III. Tema-tema Teologis dalam Teks
1. Kedaulatan Allah dalam Penangkapan Kristus
Yesus tidak tertangkap karena lemah atau terkejut, melainkan karena Dia menyerahkan diri secara sukarela. Semua terjadi “supaya Kitab Suci digenapi.”
Herman Bavinck menyatakan dalam Reformed Dogmatics:
“Christ was not a passive victim, but an active Savior submitting to the Father’s will.”
Ini sesuai dengan pandangan Reformed tentang kehendak Allah yang tidak bisa digagalkan dan rencana keselamatan yang ditetapkan sebelum dunia dijadikan (Efesus 1:4–5).
2. Natur Dosa dan Pengkhianatan
Yudas, seorang murid dekat, menjadi pengkhianat. Ini menunjukkan bahwa kedekatan lahiriah dengan Kristus tidak selalu berarti regenerasi sejati. Dalam Reformed theology, ini menunjukkan pentingnya effectual calling dan regenerasi oleh Roh Kudus.
3. Kristus sebagai Gembala yang Tertikam
Penangkapan Yesus adalah penggenapan nubuat Zakharia 13:7: “Tebaskan pedang, hai pedang, kepada gembala-Ku... Maka domba-domba akan tercerai-berai.” Markus 14:50 adalah penggenapan literal dari ini.
IV. Aplikasi Praktis Bagi Gereja dan Orang Percaya
1. Panggilan untuk Kesetiaan di Tengah Penganiayaan
Kisah ini mengingatkan gereja akan panggilan untuk tetap setia kepada Kristus bahkan ketika situasi tidak menguntungkan.
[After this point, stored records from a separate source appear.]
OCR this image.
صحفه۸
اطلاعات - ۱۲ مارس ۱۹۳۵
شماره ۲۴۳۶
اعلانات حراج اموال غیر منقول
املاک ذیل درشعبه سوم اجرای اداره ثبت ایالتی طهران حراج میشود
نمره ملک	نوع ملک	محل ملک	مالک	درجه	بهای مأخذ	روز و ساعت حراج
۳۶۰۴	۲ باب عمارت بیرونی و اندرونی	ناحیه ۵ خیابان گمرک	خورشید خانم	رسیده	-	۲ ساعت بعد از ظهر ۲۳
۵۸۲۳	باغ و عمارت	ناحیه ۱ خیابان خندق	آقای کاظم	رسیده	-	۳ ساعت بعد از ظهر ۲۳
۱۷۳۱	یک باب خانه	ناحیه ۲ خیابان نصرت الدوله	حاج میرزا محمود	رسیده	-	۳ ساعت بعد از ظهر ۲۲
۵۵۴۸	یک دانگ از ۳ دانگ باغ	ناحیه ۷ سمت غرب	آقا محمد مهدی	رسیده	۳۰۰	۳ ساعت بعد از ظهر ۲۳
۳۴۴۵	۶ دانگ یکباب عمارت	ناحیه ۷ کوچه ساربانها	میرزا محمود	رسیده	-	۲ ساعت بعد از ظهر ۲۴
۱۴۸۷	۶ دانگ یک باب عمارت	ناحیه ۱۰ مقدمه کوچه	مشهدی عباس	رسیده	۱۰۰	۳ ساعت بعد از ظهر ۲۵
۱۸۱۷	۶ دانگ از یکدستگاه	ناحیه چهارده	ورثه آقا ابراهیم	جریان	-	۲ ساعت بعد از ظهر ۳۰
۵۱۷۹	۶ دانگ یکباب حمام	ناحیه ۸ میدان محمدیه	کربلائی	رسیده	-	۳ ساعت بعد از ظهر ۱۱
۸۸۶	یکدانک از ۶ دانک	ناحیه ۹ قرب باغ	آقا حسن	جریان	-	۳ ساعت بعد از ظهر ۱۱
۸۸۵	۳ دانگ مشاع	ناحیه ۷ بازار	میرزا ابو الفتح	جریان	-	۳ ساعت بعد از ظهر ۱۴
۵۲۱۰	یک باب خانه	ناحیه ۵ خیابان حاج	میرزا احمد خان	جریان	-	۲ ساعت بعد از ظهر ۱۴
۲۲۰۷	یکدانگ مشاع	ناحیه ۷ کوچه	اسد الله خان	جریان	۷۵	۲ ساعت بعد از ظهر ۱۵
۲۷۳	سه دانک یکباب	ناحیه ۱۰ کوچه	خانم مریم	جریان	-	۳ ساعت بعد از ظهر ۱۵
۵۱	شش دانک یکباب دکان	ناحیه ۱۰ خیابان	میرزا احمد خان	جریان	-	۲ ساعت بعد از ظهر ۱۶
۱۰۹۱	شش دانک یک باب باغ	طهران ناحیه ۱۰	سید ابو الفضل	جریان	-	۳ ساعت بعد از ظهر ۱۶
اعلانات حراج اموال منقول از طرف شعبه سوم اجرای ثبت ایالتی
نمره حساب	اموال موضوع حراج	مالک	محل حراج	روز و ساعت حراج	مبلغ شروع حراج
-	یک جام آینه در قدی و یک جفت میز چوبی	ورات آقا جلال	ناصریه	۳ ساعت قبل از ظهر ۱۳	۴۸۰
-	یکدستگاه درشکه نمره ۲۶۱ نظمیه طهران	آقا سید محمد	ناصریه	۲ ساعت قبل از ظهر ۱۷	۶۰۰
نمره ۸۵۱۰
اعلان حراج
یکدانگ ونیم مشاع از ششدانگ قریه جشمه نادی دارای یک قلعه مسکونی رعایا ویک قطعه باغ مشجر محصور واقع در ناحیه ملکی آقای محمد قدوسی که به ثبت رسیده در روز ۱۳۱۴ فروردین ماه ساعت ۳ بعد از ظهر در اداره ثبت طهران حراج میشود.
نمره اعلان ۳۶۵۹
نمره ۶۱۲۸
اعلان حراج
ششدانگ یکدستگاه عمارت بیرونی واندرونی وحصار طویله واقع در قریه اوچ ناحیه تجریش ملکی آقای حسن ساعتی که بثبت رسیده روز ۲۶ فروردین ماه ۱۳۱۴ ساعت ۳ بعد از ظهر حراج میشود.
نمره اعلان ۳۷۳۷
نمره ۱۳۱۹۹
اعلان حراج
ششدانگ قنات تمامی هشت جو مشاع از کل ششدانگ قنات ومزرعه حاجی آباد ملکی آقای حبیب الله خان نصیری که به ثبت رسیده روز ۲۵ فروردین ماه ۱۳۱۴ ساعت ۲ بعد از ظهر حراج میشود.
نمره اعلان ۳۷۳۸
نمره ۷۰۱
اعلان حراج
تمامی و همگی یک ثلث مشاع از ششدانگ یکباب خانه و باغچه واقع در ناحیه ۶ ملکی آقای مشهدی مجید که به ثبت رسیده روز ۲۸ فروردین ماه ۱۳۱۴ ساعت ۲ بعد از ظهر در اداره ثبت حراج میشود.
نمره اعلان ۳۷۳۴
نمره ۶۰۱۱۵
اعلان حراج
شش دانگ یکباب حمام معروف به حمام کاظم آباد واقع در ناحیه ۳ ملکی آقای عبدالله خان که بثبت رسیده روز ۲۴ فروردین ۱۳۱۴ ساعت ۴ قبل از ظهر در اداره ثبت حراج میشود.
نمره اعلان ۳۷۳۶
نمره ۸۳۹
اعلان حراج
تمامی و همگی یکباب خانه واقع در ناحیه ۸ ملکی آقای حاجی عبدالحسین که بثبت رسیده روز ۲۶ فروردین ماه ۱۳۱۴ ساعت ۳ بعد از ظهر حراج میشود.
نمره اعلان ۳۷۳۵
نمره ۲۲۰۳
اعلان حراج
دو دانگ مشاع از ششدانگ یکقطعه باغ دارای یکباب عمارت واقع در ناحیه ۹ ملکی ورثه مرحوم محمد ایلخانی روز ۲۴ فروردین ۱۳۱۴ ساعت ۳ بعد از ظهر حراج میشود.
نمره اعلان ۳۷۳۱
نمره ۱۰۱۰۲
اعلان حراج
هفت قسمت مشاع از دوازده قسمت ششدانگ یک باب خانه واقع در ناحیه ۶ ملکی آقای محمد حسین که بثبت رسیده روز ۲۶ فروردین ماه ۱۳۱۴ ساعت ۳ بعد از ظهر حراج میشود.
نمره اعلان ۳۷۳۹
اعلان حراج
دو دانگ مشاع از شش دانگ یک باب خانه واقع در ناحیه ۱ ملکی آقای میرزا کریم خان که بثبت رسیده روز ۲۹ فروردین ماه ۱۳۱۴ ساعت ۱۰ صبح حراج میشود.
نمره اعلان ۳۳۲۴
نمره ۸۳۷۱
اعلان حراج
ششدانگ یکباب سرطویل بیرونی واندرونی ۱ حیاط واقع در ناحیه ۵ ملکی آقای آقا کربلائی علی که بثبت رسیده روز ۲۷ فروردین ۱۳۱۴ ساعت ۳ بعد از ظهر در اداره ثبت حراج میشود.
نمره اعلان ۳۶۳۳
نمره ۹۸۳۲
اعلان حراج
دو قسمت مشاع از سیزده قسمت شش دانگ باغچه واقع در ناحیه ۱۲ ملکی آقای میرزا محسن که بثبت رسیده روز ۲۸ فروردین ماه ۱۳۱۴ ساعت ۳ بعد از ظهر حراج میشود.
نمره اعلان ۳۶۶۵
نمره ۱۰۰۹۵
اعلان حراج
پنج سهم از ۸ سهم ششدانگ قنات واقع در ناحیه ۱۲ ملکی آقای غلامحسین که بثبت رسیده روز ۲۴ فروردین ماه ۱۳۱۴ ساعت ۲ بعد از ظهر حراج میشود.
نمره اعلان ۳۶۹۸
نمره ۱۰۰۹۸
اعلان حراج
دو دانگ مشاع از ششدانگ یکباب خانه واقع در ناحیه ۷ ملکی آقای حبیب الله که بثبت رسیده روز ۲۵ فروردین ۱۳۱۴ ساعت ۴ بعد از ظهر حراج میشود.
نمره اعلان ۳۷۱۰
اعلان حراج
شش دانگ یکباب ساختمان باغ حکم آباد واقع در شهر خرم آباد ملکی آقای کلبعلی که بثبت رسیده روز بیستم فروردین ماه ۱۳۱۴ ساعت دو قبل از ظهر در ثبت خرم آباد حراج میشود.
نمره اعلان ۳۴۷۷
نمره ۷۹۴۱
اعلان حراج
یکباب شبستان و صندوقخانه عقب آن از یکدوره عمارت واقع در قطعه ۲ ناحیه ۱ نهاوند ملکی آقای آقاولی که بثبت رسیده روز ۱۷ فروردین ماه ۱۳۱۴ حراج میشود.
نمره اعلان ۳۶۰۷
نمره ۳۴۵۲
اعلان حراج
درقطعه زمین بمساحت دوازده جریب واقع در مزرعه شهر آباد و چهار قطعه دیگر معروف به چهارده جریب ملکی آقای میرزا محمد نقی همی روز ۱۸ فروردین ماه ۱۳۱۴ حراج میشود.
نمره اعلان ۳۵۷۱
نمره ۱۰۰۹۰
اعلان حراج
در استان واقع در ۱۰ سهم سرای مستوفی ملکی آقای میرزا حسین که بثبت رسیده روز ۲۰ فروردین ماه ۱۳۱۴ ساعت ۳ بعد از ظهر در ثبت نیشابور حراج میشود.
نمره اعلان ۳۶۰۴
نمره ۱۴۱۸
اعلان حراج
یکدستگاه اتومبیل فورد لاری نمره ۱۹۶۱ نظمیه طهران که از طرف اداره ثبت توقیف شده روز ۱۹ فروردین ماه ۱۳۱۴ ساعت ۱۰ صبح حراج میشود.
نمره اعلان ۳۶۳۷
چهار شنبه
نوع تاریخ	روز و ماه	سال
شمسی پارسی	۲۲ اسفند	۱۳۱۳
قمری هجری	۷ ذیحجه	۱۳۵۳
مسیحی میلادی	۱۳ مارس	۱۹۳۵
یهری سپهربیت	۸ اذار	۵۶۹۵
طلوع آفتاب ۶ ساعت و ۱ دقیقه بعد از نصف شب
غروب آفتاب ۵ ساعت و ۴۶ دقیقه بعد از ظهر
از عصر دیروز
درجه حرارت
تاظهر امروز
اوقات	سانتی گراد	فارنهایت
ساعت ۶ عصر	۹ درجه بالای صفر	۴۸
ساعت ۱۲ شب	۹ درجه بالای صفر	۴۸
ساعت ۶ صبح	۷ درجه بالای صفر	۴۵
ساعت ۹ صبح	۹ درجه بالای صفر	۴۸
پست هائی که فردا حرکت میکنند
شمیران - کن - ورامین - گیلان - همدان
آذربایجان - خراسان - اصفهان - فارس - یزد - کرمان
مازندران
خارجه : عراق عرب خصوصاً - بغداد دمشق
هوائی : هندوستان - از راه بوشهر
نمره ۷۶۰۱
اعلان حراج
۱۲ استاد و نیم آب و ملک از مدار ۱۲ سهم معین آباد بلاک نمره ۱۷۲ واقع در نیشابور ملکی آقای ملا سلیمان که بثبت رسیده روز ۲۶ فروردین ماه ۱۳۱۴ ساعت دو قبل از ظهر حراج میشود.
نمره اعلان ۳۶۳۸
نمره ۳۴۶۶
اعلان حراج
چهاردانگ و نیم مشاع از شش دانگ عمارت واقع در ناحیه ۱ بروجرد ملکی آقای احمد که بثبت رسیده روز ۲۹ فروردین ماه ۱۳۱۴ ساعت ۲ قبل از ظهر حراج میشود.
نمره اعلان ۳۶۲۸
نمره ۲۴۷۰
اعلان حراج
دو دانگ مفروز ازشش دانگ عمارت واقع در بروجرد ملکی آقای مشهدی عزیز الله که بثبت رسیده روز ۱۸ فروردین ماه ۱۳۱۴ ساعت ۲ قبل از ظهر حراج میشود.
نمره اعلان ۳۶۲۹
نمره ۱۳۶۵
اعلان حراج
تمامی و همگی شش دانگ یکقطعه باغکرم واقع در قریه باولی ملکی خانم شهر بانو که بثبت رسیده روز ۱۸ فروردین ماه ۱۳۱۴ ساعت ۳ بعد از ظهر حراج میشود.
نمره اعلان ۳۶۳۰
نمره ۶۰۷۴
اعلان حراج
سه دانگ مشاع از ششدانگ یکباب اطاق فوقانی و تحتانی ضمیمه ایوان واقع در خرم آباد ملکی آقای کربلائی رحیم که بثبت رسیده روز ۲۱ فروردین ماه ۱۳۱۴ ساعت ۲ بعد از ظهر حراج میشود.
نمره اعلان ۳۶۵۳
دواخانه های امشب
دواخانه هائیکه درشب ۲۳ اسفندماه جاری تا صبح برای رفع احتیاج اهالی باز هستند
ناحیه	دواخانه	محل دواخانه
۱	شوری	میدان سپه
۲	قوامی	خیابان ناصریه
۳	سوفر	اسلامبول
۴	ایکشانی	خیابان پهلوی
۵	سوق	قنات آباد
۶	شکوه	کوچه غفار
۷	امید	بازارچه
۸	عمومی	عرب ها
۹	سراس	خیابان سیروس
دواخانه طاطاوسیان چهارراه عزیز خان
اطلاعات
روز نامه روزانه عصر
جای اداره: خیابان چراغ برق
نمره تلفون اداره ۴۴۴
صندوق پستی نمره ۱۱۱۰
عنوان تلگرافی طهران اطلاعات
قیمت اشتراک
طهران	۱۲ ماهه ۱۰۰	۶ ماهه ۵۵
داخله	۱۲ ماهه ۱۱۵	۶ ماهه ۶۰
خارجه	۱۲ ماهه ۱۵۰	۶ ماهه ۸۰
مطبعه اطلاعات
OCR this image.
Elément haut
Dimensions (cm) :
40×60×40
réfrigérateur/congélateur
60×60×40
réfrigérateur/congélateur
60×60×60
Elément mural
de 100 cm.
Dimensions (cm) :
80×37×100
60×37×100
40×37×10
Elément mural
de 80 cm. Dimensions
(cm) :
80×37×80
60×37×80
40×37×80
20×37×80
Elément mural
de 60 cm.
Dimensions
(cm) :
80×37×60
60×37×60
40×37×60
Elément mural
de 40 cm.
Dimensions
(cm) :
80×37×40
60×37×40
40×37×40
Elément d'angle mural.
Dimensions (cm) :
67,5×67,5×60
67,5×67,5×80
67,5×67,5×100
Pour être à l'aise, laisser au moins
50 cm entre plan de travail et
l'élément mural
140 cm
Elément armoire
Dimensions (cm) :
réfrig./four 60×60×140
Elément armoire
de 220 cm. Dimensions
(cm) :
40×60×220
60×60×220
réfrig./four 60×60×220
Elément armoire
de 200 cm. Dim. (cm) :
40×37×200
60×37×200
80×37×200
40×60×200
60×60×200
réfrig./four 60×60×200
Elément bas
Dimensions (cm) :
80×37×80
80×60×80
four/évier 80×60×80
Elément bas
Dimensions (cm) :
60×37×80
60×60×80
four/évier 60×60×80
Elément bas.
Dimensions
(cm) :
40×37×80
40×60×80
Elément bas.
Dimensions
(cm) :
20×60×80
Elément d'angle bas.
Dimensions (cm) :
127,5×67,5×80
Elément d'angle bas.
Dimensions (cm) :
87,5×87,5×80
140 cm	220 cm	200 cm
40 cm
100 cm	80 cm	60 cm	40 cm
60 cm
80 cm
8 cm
Dalam budaya modern yang menentang nilai Injil, kita sering tergoda untuk “melarikan diri” seperti para murid.
2. Jangan Percaya Diri Rohani Tanpa Kedalaman Rohani
Para murid berkata bahwa mereka tidak akan meninggalkan Yesus (Mrk 14:31), namun kenyataannya berbeda. Kita perlu introspeksi dan mengandalkan anugerah, bukan kekuatan sendiri.
3. Kristus Adalah Juruselamat yang Rela Diserahkan
Keselamatan kita bukan hasil dari kekuatan manusia atau strategi religius, tetapi karena Yesus yang menyerahkan diri-Nya dalam ketaatan sempurna kepada Allah.
Kesimpulan: Dari Taman ke Salib
Markus 14:43–52 menunjukkan bahwa jalan menuju salib bukan jalan kejayaan duniawi, tetapi jalan penderitaan, pengkhianatan, dan penyerahan total. Namun di balik kegelapan malam Getsemani, bersinar terang kasih Allah yang kekal.
Dalam terang teologi Reformed, kita melihat bahwa:
-
Allah berdaulat atas penderitaan Anak-Nya;
-
Kristus taat hingga akhir demi menebus kita;
-
Gereja dipanggil untuk hidup dalam kesetiaan dan kerendahan hati.